Michael killed cats and dogs and found that he enjoyed it. Other kinds of animal murder merely brought him a smile. One time, he poisoned the fish in the dentist’s office. When the receptionist turned her back, he emptied a Baggie filled with ammonia. By the time he’d left the dentist chair, he was beaming.
No cavities and an aquarium full of floaters. Who could ask for more?
Chapter Forty-three
The morning light filtered through the café curtains that Olivia Barton had made as her first sewing project with the machine Michael and the kids had given her that Christmas. She hadn’t liked the frilly selection at the Linen N Things that commanded most of the real estate in their neighborhood strip mall. She wanted simple and chic, not country saloon. She smiled at her handiwork and waited for Michael to notice them. She vowed she’d wait a week if she had to. Maybe two.
The smell of orange juice and frying bacon filled the air of the amber-painted walls of the kitchen. The children were still asleep, which was slightly unusual. Olivia didn’t mind. Michael had come in late on Friday, and the kids waited up to see their father. Their slumber meant that she’d have time alone with the man she loved.
But something seemed wrong.
Olivia looked at Michael with her dark brown eyes full of genuine concern as he stared at the screen of the small TV mounted under the white cabinets.
“Are you all right?” she asked.
He didn’t respond. He kept his eyes fixed on the screen.
A brunette helmet-headed reporter with a shrill delivery reported on the horrific murder of the girl at Beta Zeta House at the university in Dixon, Tennessee. Michael looked a little flushed. It was more than being tired from the long trip. He just didn’t look right. Out of sorts? Sick?
“…The crime scene was so grisly that FBI profilers tell me that the killer was driven by rage against the victim. This killing, they say, was personal.”
“Fine,” Michael said. He reached for his World’s Best Daddy coffee cup. “I’m fine.”

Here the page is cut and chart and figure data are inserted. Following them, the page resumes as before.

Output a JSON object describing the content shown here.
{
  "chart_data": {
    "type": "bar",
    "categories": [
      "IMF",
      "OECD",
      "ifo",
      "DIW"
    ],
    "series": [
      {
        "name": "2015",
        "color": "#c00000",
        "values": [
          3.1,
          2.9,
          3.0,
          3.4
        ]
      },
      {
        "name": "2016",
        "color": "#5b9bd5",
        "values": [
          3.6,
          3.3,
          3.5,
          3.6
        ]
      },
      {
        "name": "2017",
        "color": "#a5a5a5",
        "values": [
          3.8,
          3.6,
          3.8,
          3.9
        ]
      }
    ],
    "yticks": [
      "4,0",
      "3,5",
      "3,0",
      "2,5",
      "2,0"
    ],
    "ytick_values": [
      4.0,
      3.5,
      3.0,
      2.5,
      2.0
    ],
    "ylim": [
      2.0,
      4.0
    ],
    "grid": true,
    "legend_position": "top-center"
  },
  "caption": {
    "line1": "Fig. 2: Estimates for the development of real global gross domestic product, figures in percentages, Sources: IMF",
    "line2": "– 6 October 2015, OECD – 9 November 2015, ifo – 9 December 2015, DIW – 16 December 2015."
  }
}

Olivia looked at the photo on the screen. It was a pretty girl, young, full of life. Under her photograph, the chyron lettering identified the victim: Sheraton Wilkes, dead at 20.
“Sad story. Such a waste,” Olivia said as she poured some creamer into the cup.
Michael looked down at his twin piles of hotel and restaurant receipts and took a swig of his black coffee. “Agreed.” He fidgeted with the receipts, as though he couldn’t find something important. He was really looking for a way out of the conversation. A graceful way out. One that wouldn’t cause worry.
“I’m not feeling so well, I guess,” he said. “Probably food poisoning from that seafood restaurant.”
Olivia felt his forehead. “You know you should never eat seafood if you can’t see the ocean from the dining room.”
He managed a brief smile. It was as fake as could be, but he hoped she didn’t see that. He loved her more than anything. A tear in his facade, and just maybe she’d see him for what he was.
“I know. I know,” he said, excusing himself for the downstairs powder room.
“Oh, baby,” she said, “I’m sorry you don’t feel well.”
“It’ll pass.”
With the door shut and locked, he turned on the fan and ran the sink tap at full force. He flushed the toilet. He did whatever he could to give him a second in which he could let out his anger and disappointment. He paced, but there was barely any room in there to move. He felt the walls move in and out, taunting him.
From the kitchen, Olivia heard the muffled noise and went in search of antacid.
He must be really, really sick, she thought, rifling through the shelf next to the sink that held ten kinds of children’s vitamins, cough medicine, and a few things for the adults of the house.